Inner Child: Merawat Diri Masa Kecil dari Trauma Berkelanjutan

Hasbi Haris
Komunitas Blogger M
5 min readJun 25, 2024

--

image on reviewofmm

Masa kecil begitu dihubungkan dengan masa yang bebas mengeksplor sekitar, penasaran yang tinggi akan sesuatu, pengalaman-pengalaman hangat bersama keluarga dan masa bermain yang begitu menyenangkan.

Setiap individu manusia memiliki cerita masa kecilnya masing-masing dan mempunyai sisi khas serta otentik pada setiap masa kecil yang telah mereka lewati.
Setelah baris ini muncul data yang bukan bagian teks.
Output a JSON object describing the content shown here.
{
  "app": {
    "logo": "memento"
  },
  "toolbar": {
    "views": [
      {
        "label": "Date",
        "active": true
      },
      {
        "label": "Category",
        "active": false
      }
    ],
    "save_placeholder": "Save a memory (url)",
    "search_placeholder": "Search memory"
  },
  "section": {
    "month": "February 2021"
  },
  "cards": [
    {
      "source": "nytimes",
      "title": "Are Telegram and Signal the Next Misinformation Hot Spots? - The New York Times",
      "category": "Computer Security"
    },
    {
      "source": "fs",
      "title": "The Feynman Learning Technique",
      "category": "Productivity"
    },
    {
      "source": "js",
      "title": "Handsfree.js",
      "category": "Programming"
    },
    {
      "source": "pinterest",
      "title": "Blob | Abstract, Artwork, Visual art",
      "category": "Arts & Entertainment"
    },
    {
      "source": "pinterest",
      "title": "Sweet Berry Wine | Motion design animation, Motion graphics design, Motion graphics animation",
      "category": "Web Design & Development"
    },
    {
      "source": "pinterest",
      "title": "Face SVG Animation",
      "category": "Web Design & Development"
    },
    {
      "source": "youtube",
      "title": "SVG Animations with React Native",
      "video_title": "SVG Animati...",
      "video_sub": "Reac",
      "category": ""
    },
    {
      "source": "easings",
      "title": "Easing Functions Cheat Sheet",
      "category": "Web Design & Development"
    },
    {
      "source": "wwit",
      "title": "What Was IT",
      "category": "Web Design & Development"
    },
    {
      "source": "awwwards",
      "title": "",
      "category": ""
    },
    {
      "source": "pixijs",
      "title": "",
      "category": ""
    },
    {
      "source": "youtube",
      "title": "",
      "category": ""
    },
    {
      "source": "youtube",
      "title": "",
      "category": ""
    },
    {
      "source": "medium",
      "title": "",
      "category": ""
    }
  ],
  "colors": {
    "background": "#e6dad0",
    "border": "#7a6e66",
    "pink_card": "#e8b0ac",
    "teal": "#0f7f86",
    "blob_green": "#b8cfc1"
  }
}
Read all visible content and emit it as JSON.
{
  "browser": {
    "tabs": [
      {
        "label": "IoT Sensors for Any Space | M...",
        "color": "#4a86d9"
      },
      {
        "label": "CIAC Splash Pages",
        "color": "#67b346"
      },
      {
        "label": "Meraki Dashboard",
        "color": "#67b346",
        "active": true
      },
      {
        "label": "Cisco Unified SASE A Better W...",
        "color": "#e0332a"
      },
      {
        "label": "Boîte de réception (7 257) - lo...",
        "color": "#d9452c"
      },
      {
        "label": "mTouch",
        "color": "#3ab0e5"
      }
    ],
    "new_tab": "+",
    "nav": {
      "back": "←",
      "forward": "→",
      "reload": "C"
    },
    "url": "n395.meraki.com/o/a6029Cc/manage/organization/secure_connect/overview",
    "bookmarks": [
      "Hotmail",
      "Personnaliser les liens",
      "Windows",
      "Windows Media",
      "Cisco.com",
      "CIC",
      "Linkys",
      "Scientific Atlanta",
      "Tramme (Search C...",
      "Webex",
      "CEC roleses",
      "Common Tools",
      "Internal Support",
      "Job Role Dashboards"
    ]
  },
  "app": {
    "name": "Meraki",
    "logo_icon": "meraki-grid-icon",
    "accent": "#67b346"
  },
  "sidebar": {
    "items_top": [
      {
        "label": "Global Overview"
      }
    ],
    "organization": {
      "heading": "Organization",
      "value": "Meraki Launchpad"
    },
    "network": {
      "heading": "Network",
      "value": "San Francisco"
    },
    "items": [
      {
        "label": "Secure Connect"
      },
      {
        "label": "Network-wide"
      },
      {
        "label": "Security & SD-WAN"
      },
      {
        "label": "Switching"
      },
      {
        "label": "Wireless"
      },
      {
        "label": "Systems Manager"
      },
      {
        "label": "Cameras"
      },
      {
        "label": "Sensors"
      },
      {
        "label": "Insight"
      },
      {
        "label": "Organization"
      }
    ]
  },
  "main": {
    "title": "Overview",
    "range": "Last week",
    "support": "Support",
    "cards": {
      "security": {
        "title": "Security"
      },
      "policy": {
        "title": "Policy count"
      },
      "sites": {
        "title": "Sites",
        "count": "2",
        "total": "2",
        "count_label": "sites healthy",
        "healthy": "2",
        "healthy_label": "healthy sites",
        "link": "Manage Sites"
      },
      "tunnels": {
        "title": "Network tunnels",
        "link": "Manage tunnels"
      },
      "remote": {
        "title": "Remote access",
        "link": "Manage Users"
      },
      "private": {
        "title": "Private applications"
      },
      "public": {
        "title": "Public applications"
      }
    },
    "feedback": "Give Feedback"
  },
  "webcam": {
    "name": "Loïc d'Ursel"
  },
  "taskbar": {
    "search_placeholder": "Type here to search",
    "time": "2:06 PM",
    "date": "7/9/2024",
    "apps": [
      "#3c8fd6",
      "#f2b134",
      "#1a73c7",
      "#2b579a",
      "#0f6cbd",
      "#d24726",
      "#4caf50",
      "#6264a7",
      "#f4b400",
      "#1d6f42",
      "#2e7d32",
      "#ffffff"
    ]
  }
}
Masa kecil ini begitu diingat hingga perkembangan seorang individu hingga dewasa. Terkadang, rasa rindu akan masa kecil juga membangkitkan nostalgia terhadap berbagai hal yang telah dilalui.

Namun, tidak semua orang mempunyai cerita masa kecil yang menyenangkan dan hangat. Pengalaman-pengalaman buruk ketika masih kecil dapat mempengaruhi kehidupan seseorang hingga fase dewasa. Pengalaman negatif ini akan semakin memburuk hingga mengakar pada pikirannya sehingga kecenderungan rasa trauma akan muncul. Kondisi ini dikenal dengan trauma psikologis atau bisa disebut dalam istilah inner child trauma.

Lalu bagaimana pula peranan inner child dalam perkembangan diri seseorang akan dan sesudah memasuki fase dewasa? Lalu apa yang dapat dilakukan untuk mengobati trauma masa kecil yang muncul kembali?

Inner Child

Aku akan menjelaskan terlebih dahulu mengenai apa itu inner child secara lebih mendalam.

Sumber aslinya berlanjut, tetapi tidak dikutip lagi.